Israel ready for 9-month freeze on outpost expansion - paper
27/08/200913:43
TEL AVIV, August 27 (RIA Novosti) - Israeli Prime Minister Benjamin Netanyahu has offered a nine-month moratorium on Jewish settlement construction in the West Bank, a government source told Haaretz.
The United States had asked Israel to order a one-year moratorium on the building of Jewish settlements in the West Bank to aid the Israeli-Palestinian peace process. The White House believes a freeze would encourage Arab countries to move forward with the normalization of ties with Israel.
The new initiative was put forward during Wednesday's meeting in London between the Israeli prime minister and the U.S. envoy to the Middle East, George Mitchell, the paper said. The U.S. has reportedly backed down on its demand that the settlement freeze also apply to East Jerusalem.
The moratorium would not apply to around 2,500 housing units already under construction in the West Bank, and objects of public infrastructure, such as kindergartens and schools, which are necessary to maintain "normal life" in the settlements.

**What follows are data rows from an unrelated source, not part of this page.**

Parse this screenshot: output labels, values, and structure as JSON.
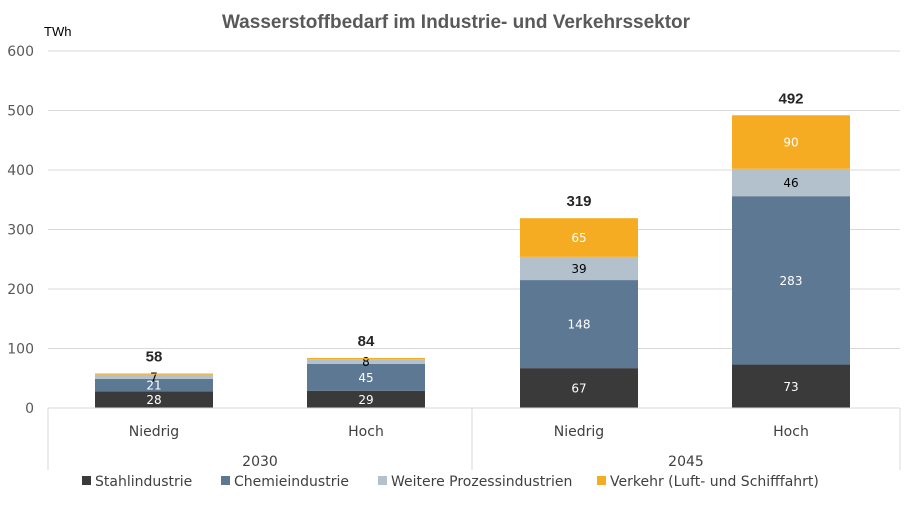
{
  "chart_data": {
    "type": "bar",
    "stacked": true,
    "title": "Wasserstoffbedarf im Industrie- und Verkehrssektor",
    "ylabel": "TWh",
    "ylim": [
      0,
      600
    ],
    "yticks": [
      0,
      100,
      200,
      300,
      400,
      500,
      600
    ],
    "grid": true,
    "legend_position": "bottom",
    "groups": [
      {
        "label": "2030",
        "categories": [
          "Niedrig",
          "Hoch"
        ]
      },
      {
        "label": "2045",
        "categories": [
          "Niedrig",
          "Hoch"
        ]
      }
    ],
    "categories": [
      "Niedrig",
      "Hoch",
      "Niedrig",
      "Hoch"
    ],
    "series": [
      {
        "name": "Stahlindustrie",
        "color": "#3a3a3a",
        "text_color": "#ffffff",
        "values": [
          28,
          29,
          67,
          73
        ],
        "labels": [
          "28",
          "29",
          "67",
          "73"
        ]
      },
      {
        "name": "Chemieindustrie",
        "color": "#5d7893",
        "text_color": "#ffffff",
        "values": [
          21,
          45,
          148,
          283
        ],
        "labels": [
          "21",
          "45",
          "148",
          "283"
        ]
      },
      {
        "name": "Weitere Prozessindustrien",
        "color": "#b3c1cc",
        "text_color": "#000000",
        "values": [
          7,
          8,
          39,
          46
        ],
        "labels": [
          "7",
          "8",
          "39",
          "46"
        ]
      },
      {
        "name": "Verkehr (Luft- und Schifffahrt)",
        "color": "#f5ac23",
        "text_color": "#ffffff",
        "values": [
          2,
          2,
          65,
          90
        ],
        "labels": [
          "",
          "",
          "65",
          "90"
        ]
      }
    ],
    "totals": [
      "58",
      "84",
      "319",
      "492"
    ]
  }
}
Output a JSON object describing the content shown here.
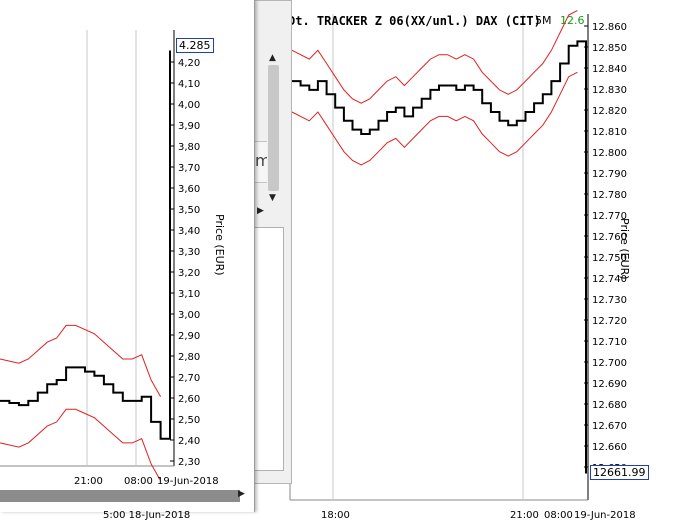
{
  "back_chart": {
    "title": "Dt. TRACKER Z 06(XX/unl.) DAX (CIT)",
    "interval": "5M",
    "last_green": "12.6",
    "current_price": "12661.99",
    "ylabel": "Price (EUR)",
    "y_ticks": [
      "12.860",
      "12.850",
      "12.840",
      "12.830",
      "12.820",
      "12.810",
      "12.800",
      "12.790",
      "12.780",
      "12.770",
      "12.760",
      "12.750",
      "12.740",
      "12.730",
      "12.720",
      "12.710",
      "12.700",
      "12.690",
      "12.680",
      "12.670",
      "12.660",
      "12.650"
    ],
    "x_ticks": [
      "18:00",
      "21:00",
      "08:00",
      "19-Jun-2018"
    ],
    "colors": {
      "price": "#000000",
      "band": "#e02020",
      "accent_green": "#1a9a1a"
    }
  },
  "front_chart": {
    "current_price": "4.285",
    "ylabel": "Price (EUR)",
    "y_ticks": [
      "4,20",
      "4,10",
      "4,00",
      "3,90",
      "3,80",
      "3,70",
      "3,60",
      "3,50",
      "3,40",
      "3,30",
      "3,20",
      "3,10",
      "3,00",
      "2,90",
      "2,80",
      "2,70",
      "2,60",
      "2,50",
      "2,40",
      "2,30"
    ],
    "x_ticks": [
      "21:00",
      "08:00",
      "19-Jun-2018"
    ],
    "footer_date": "5:00 18-Jun-2018"
  },
  "middle_panel": {
    "collapse_glyph": "◀",
    "scroll_up": "▲",
    "scroll_down": "▼",
    "arrow_right": "▶",
    "partial_label": "m"
  },
  "chart_data": [
    {
      "type": "line",
      "title": "Dt. TRACKER Z 06(XX/unl.) DAX (CIT)",
      "ylabel": "Price (EUR)",
      "ylim": [
        12650,
        12865
      ],
      "series": [
        {
          "values": [
            12840,
            12838,
            12836,
            12840,
            12834,
            12828,
            12822,
            12818,
            12816,
            12818,
            12822,
            12826,
            12828,
            12824,
            12828,
            12832,
            12836,
            12838,
            12838,
            12836,
            12838,
            12836,
            12830,
            12826,
            12822,
            12820,
            12822,
            12826,
            12830,
            12834,
            12840,
            12848,
            12856,
            12858,
            12662
          ]
        }
      ]
    },
    {
      "type": "line",
      "ylabel": "Price (EUR)",
      "ylim": [
        2.27,
        4.3
      ],
      "series": [
        {
          "values": [
            2.58,
            2.57,
            2.56,
            2.58,
            2.62,
            2.66,
            2.68,
            2.74,
            2.74,
            2.72,
            2.7,
            2.66,
            2.62,
            2.58,
            2.58,
            2.6,
            2.48,
            2.4,
            4.25
          ]
        }
      ]
    }
  ]
}
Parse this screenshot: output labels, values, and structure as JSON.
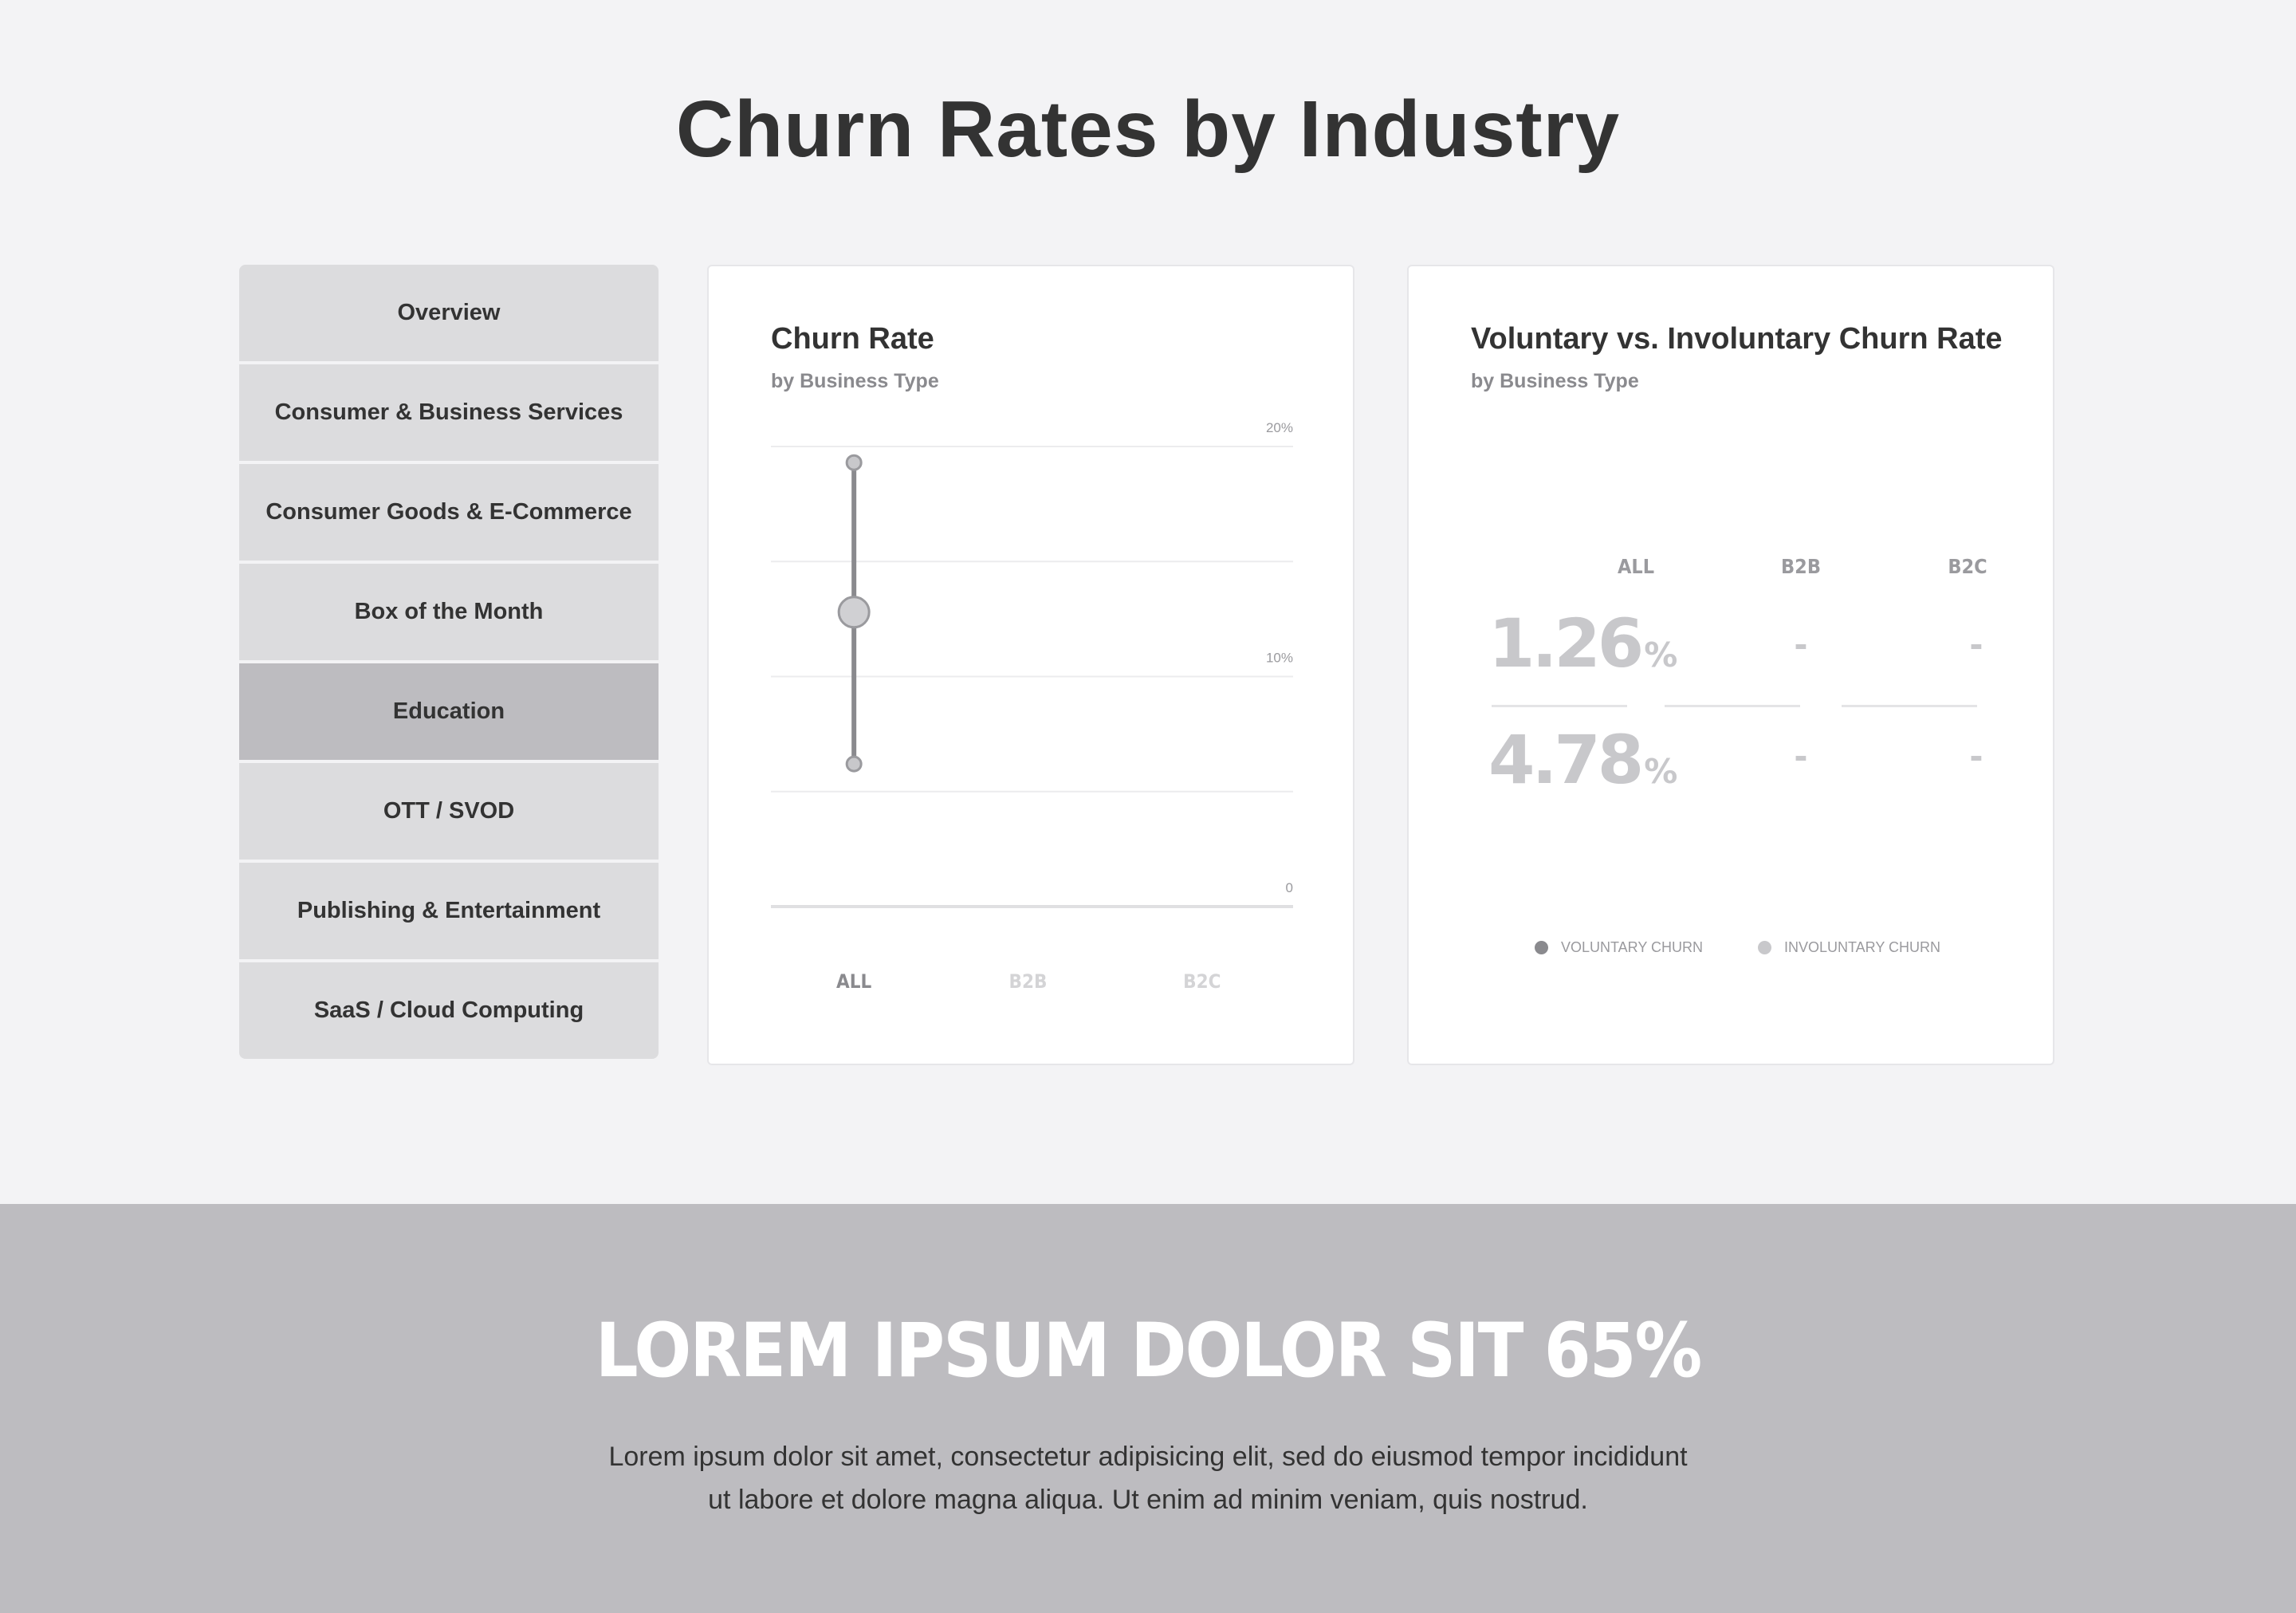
{
  "header": {
    "title": "Churn Rates by Industry"
  },
  "sidebar": {
    "items": [
      {
        "label": "Overview"
      },
      {
        "label": "Consumer & Business Services"
      },
      {
        "label": "Consumer Goods & E-Commerce"
      },
      {
        "label": "Box of the Month"
      },
      {
        "label": "Education",
        "active": true
      },
      {
        "label": "OTT / SVOD"
      },
      {
        "label": "Publishing & Entertainment"
      },
      {
        "label": "SaaS / Cloud Computing"
      }
    ]
  },
  "churn_card": {
    "title": "Churn Rate",
    "subtitle": "by Business Type"
  },
  "voluntary_card": {
    "title": "Voluntary vs. Involuntary Churn Rate",
    "subtitle": "by Business Type",
    "columns": [
      "ALL",
      "B2B",
      "B2C"
    ],
    "voluntary_all": "1.26",
    "involuntary_all": "4.78",
    "percent_sign": "%",
    "dash": "-",
    "legend": {
      "voluntary": "VOLUNTARY CHURN",
      "involuntary": "INVOLUNTARY CHURN"
    }
  },
  "colors": {
    "background": "#f3f3f5",
    "sidebar_item": "#dcdcde",
    "sidebar_active": "#bdbcc0",
    "voluntary_dot": "#8a8a8e",
    "involuntary_dot": "#c8c8cb",
    "banner": "#bdbcc0"
  },
  "chart_data": {
    "type": "scatter",
    "categories": [
      "ALL",
      "B2B",
      "B2C"
    ],
    "category_colors": [
      "#8a8a8e",
      "#d4d4d6",
      "#d4d4d6"
    ],
    "ylim": [
      0,
      20
    ],
    "y_tick_labels": [
      {
        "value": 20,
        "label": "20%"
      },
      {
        "value": 10,
        "label": "10%"
      },
      {
        "value": 0,
        "label": "0"
      }
    ],
    "gridlines": [
      20,
      15,
      10,
      5,
      0
    ],
    "ranges": [
      {
        "category": "ALL",
        "low": 6.2,
        "mid": 12.8,
        "high": 19.3
      }
    ]
  },
  "banner": {
    "title": "LOREM IPSUM DOLOR SIT 65%",
    "body_line1": "Lorem ipsum dolor sit amet, consectetur adipisicing elit, sed do eiusmod tempor incididunt",
    "body_line2": "ut labore et dolore magna aliqua. Ut enim ad minim veniam, quis nostrud."
  }
}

Israel sees the moratorium as "a confidence-building measure that must be matched by reciprocal steps from the Palestinian Authority and other Arab states," Haaretz said. If it fails, Israel wants the U.S. to guarantee that it will not oppose renewed construction.

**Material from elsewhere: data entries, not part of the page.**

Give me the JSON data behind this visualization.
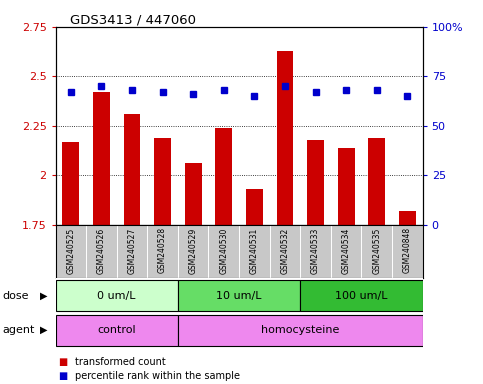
{
  "title": "GDS3413 / 447060",
  "samples": [
    "GSM240525",
    "GSM240526",
    "GSM240527",
    "GSM240528",
    "GSM240529",
    "GSM240530",
    "GSM240531",
    "GSM240532",
    "GSM240533",
    "GSM240534",
    "GSM240535",
    "GSM240848"
  ],
  "transformed_count": [
    2.17,
    2.42,
    2.31,
    2.19,
    2.06,
    2.24,
    1.93,
    2.63,
    2.18,
    2.14,
    2.19,
    1.82
  ],
  "percentile_rank": [
    67,
    70,
    68,
    67,
    66,
    68,
    65,
    70,
    67,
    68,
    68,
    65
  ],
  "ylim_left": [
    1.75,
    2.75
  ],
  "ylim_right": [
    0,
    100
  ],
  "yticks_left": [
    1.75,
    2.0,
    2.25,
    2.5,
    2.75
  ],
  "yticks_right": [
    0,
    25,
    50,
    75,
    100
  ],
  "ytick_labels_left": [
    "1.75",
    "2",
    "2.25",
    "2.5",
    "2.75"
  ],
  "ytick_labels_right": [
    "0",
    "25",
    "50",
    "75",
    "100%"
  ],
  "bar_color": "#cc0000",
  "dot_color": "#0000cc",
  "bar_width": 0.55,
  "dose_groups": [
    {
      "label": "0 um/L",
      "start": 0,
      "end": 4,
      "color": "#ccffcc"
    },
    {
      "label": "10 um/L",
      "start": 4,
      "end": 8,
      "color": "#66dd66"
    },
    {
      "label": "100 um/L",
      "start": 8,
      "end": 12,
      "color": "#33bb33"
    }
  ],
  "agent_groups": [
    {
      "label": "control",
      "start": 0,
      "end": 4,
      "color": "#ee88ee"
    },
    {
      "label": "homocysteine",
      "start": 4,
      "end": 12,
      "color": "#ee88ee"
    }
  ],
  "dose_label": "dose",
  "agent_label": "agent",
  "background_color": "#ffffff",
  "sample_bg_color": "#c8c8c8",
  "legend_tc_color": "#cc0000",
  "legend_pr_color": "#0000cc"
}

Discussions on the initiative are due to continue net week in Washington, at a meeting between Mitchell and two top Israeli officials - attorney Yitzhak Molcho, an envoy for Netanyahu, and Defense Minister Ehud Barak's chief of staff Brig. Gen. Mike Herzog.
Mitchell is due to pay a visit to Israel in mid-September, and Netanyahu could meet with Palestinian leader Mahmoud Abbas at next month's UN General Assembly session in New York. Until recently, Abbas had rejected the possibility of such a meeting unless Israel freezes settlement construction completely.